Cher LinkedIn,

Je t’aime, à n’en pas douter.

Je t’aime comme ce lieu public où l’on passe le matin, le soir ou à n’importe quelle heure pour prendre les nouvelles des uns et des autres, sentir l’air du temps et les tendances du jour. Je t’aime comme un café virtuel où l’on retrouve des amis, où l’on croise des connaissances, où l’on reconnaît des silhouettes que l’on a déjà vues quelque part, où l’on remarque de nouvelles têtes (qui vous reviennent ou pas), où l’on consomme des crus déjà connus et appréciés mais aussi d’autres que, dans l’ambiance, on décide de goûter, ou encore un produit exotique, histoire de ne pas se coucher idiot le soir.

Certes, j’aime les cafés « réels », tel qu’on en trouve encore, en cherchant bien, dans les arrondissements périphériques de Paris et en province, où siroter un picon-bière au milieu des trognes et des effluves environnantes est un vrai délice d’humanité, mais pour combien de temps ?

Linkedin-je t'aime-lkContrairement à ces cafés connectés et aseptisés où l’on ne peut boire qu’un ersatz de café ou des bulles addictives, anonyme parmi X anonymes casqués et le nez rivé sur leur écran, étrangers à l’autre, mon vrai café virtuel, c’est toi, LinkedIn.

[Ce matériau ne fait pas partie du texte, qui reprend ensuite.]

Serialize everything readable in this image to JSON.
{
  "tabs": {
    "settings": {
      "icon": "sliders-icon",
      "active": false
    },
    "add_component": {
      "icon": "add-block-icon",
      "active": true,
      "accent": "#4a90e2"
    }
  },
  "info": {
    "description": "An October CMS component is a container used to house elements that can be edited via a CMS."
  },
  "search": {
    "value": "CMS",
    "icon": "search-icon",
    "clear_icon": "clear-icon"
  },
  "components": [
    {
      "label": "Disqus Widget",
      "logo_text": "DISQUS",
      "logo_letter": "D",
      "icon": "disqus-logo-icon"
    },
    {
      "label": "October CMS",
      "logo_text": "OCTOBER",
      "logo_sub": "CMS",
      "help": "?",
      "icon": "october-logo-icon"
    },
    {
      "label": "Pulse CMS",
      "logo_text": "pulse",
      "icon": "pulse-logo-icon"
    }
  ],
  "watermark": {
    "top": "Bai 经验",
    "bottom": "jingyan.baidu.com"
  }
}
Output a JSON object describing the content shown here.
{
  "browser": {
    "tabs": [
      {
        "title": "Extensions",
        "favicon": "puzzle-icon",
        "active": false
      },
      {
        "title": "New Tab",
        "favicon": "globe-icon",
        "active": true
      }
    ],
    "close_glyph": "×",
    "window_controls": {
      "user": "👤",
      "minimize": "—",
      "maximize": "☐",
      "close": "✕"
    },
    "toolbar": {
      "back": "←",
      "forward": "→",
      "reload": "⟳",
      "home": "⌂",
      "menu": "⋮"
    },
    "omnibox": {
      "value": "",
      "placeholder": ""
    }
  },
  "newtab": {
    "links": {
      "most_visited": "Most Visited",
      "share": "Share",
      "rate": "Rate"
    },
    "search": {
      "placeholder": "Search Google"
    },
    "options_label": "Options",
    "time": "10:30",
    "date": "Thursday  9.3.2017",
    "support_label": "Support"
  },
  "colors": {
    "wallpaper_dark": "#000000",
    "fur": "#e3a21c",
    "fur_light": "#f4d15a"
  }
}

Chez toi aussi, comme dans la vraie vie, je peux écouter les bribes de conversation à la table d’à-côté ou au comptoir, jeter un œil accueillant aux belles photos de fleurs ou de paysages lointains, ou à une citation de personnage célèbre ou en passe de le devenir. Chez toi, je croise plein de gens attachants que j’aimerais rencontrer en vrai, des gens qui, du fait de leurs choix et de leurs points de vue percutants et constants sont devenus pour moi des « amis » sûrs, même si eux-mêmes ne le savent pas car je ne te dit pas tout… Bref, le vrai réseau dans le réseau public.

Je t’aime, LinkedIn, car, grâce à toi, j’accède facilement à une information de qualité, présentée ou signalée par des personnes clairvoyantes et sensées que je connais et reconnais facilement sur mon mur grâce à leur photo « de profil », ou bien des personnes que je ne connais pas mais qui émergent du réseau de mes contacts, ou du réseau des contacts de mes contacts, etc. par le jeu des partages, des likes et des commentaires avec lesquels tu jongles si bien. Ces lectures enrichissantes que je te dois, cher LinkedIn, sont de natures très variées au gré des compétences et des expériences, techniques, philosophiques, politiques, poétiques, etc. bien au-delà de mon domaine professionnel, car un écrit bien fait sur n’importe quel sujet m’apporte plus qu’un charabia sur un domaine qui a priori m’intéresserait davantage. De ce point de vue, cher réseau, même si tes algorithmes (je n’ai pas eu le plaisir de leur être présentée, je parle donc avec précaution) avaient l’idée de me proposer ce qu’ils estiment bon pour moi, par récurrence ou exploitation de mes données de connexion et d’intervention sur le réseau, je doute qu’ils fassent plus que la diversité choisie de mes contacts qui me donne en soi accès à suffisamment d’informations de qualité au regard de mes attentes. C’est que je te rends toujours visite accompagnée de mon amie la sérendipité : je ne cherche rien de particulier et ne crains pas de rater quelque chose, mais je suis aux aguets de tout, un peu comme au marché je me laisse capter par la couleur d’un fruit, la forme d’un étal, ou le fumet d’une préparation culinaire. C’est donc une grande joie que cette promenade matinale ou vespérale dont je reviens toujours avec quelques petits trésors dans mon petit panier : des « news », des idées, des photos agréables, des sujets de réflexion. Bien évidemment, je ne cherche pas l’exhaustivité de l’information ; d’ailleurs, qu’est-ce que l’exhaustivité de l’information et en a-t-on besoin ? Ceci dit, cher LinkedIn, je ne te cache pas que je te fais quelques infidélités et que je vais parfois « voir ailleurs ». Après tout, nous ne sommes ni mariés ni pacsés.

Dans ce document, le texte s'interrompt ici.